Choosing a Model
The right model depends on your task, budget, and latency requirements. Always start from the Model Library or GET /v1/models — only live models are callable, and IDs change as the catalog grows.
Quick decision tree
Do you need Arabic as the primary language? → Filter the Model Library for live chat models. Multilingual models (Qwen-class, etc.) are a common starting point.
Do you need a context window larger than 8K tokens? → Sort the Model Library by context window and pick a live model that fits your document.
Is speed and cost your top priority? → Sort by input price ascending and test the cheapest live chat model first.
Do you need the best quality for complex tasks? → Try a larger live model (70B class or similar). Benchmark on your own prompts before committing.
By use case
| Use case | Where to look | Why |
|---|---|---|
| Customer support chatbot | Cheapest live chat model | Fast loops; upgrade if quality falls short |
| Arabic customer support | Live multilingual chat models | Strong Arabic without a separate integration |
| Code generation | Larger live chat models | Better instruction-following on code |
| Document summarization | Small/mid chat models under 8K context | Fast; fits most short docs |
| Long document analysis | Highest context window in catalog | Fit the full doc in one request |
| Creative writing | Larger chat models | More nuanced tone |
| Data extraction / JSON | Models with Tools badge (if using function calling) | Structured output |
| Translation | Multilingual chat models | Cross-language quality |
| High-throughput batch | Lowest input price per 1M tokens | Minimise cost at scale |
| Embeddings / RAG | Live embed models | Vectors for retrieval — separate endpoint from chat |
| Research / reasoning | Largest live chat model you can afford | Test on your hardest prompts |
Cost optimization tips
- Start cheap. Test with the lowest-priced live chat model; upgrade only when quality isn't enough.

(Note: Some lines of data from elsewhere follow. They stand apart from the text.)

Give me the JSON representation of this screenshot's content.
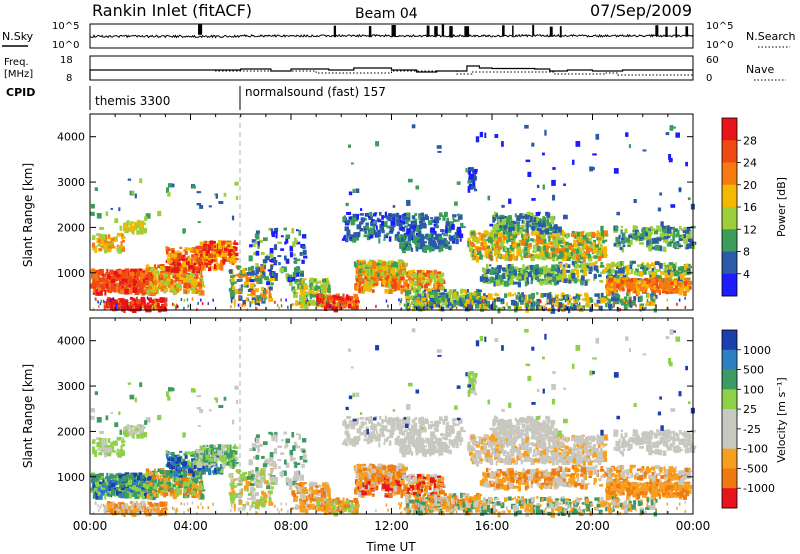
{
  "header": {
    "station": "Rankin Inlet (fitACF)",
    "beam": "Beam 04",
    "date": "07/Sep/2009"
  },
  "noise_panel": {
    "left_label": "N.Sky",
    "right_label": "N.Search",
    "left_ticks": [
      "10^5",
      "10^0"
    ],
    "right_ticks": [
      "10^5",
      "10^0"
    ]
  },
  "freq_panel": {
    "left_label_1": "Freq.",
    "left_label_2": "[MHz]",
    "right_label": "Nave",
    "left_ticks": [
      18,
      8
    ],
    "right_ticks": [
      60,
      0
    ]
  },
  "cpid_panel": {
    "label": "CPID",
    "modes": [
      {
        "name": "themis 3300",
        "start_hour": 0
      },
      {
        "name": "normalsound (fast) 157",
        "start_hour": 6
      }
    ]
  },
  "chart_data": [
    {
      "type": "heatmap",
      "title": "",
      "xlabel": "",
      "ylabel": "Slant Range [km]",
      "xlim": [
        0,
        24
      ],
      "ylim": [
        180,
        4500
      ],
      "y_ticks": [
        1000,
        2000,
        3000,
        4000
      ],
      "colorbar": {
        "label": "Power [dB]",
        "ticks": [
          "28",
          "24",
          "20",
          "16",
          "12",
          "8",
          "4"
        ],
        "colors": [
          "#e8141b",
          "#f04a14",
          "#f57a10",
          "#f5b800",
          "#9ccf3a",
          "#3a9e5a",
          "#2b5aa8",
          "#1c1cff"
        ]
      }
    },
    {
      "type": "heatmap",
      "title": "",
      "xlabel": "Time UT",
      "ylabel": "Slant Range [km]",
      "xlim": [
        0,
        24
      ],
      "ylim": [
        180,
        4500
      ],
      "y_ticks": [
        1000,
        2000,
        3000,
        4000
      ],
      "x_ticks": [
        "00:00",
        "04:00",
        "08:00",
        "12:00",
        "16:00",
        "20:00",
        "00:00"
      ],
      "colorbar": {
        "label": "Velocity [m s⁻¹]",
        "ticks": [
          "1000",
          "500",
          "100",
          "25",
          "-25",
          "-100",
          "-500",
          "-1000"
        ],
        "colors": [
          "#1c3fae",
          "#2e7fbf",
          "#3c9a63",
          "#8dd04a",
          "#c8c8c0",
          "#c8c8c0",
          "#f7a020",
          "#f07a10",
          "#e8141b"
        ]
      }
    }
  ]
}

- Develop on a small model. Iterate fast, then switch for production if needed.
- Set
max_tokens. Don't let the model generate more than you need. - Reuse system prompts. Keep a stable system message so repeated context isn't re-sent unnecessarily.
- Batch when possible. Parallel requests use your RPM budget efficiently — see Rate Limits.
Switching models
The API is identical across models — change one string:
response = client.chat.completions.create(
model="...", # any live id from GET /v1/models
messages=same_messages,
temperature=same_temperature,
)See Models Overview for the live comparison table.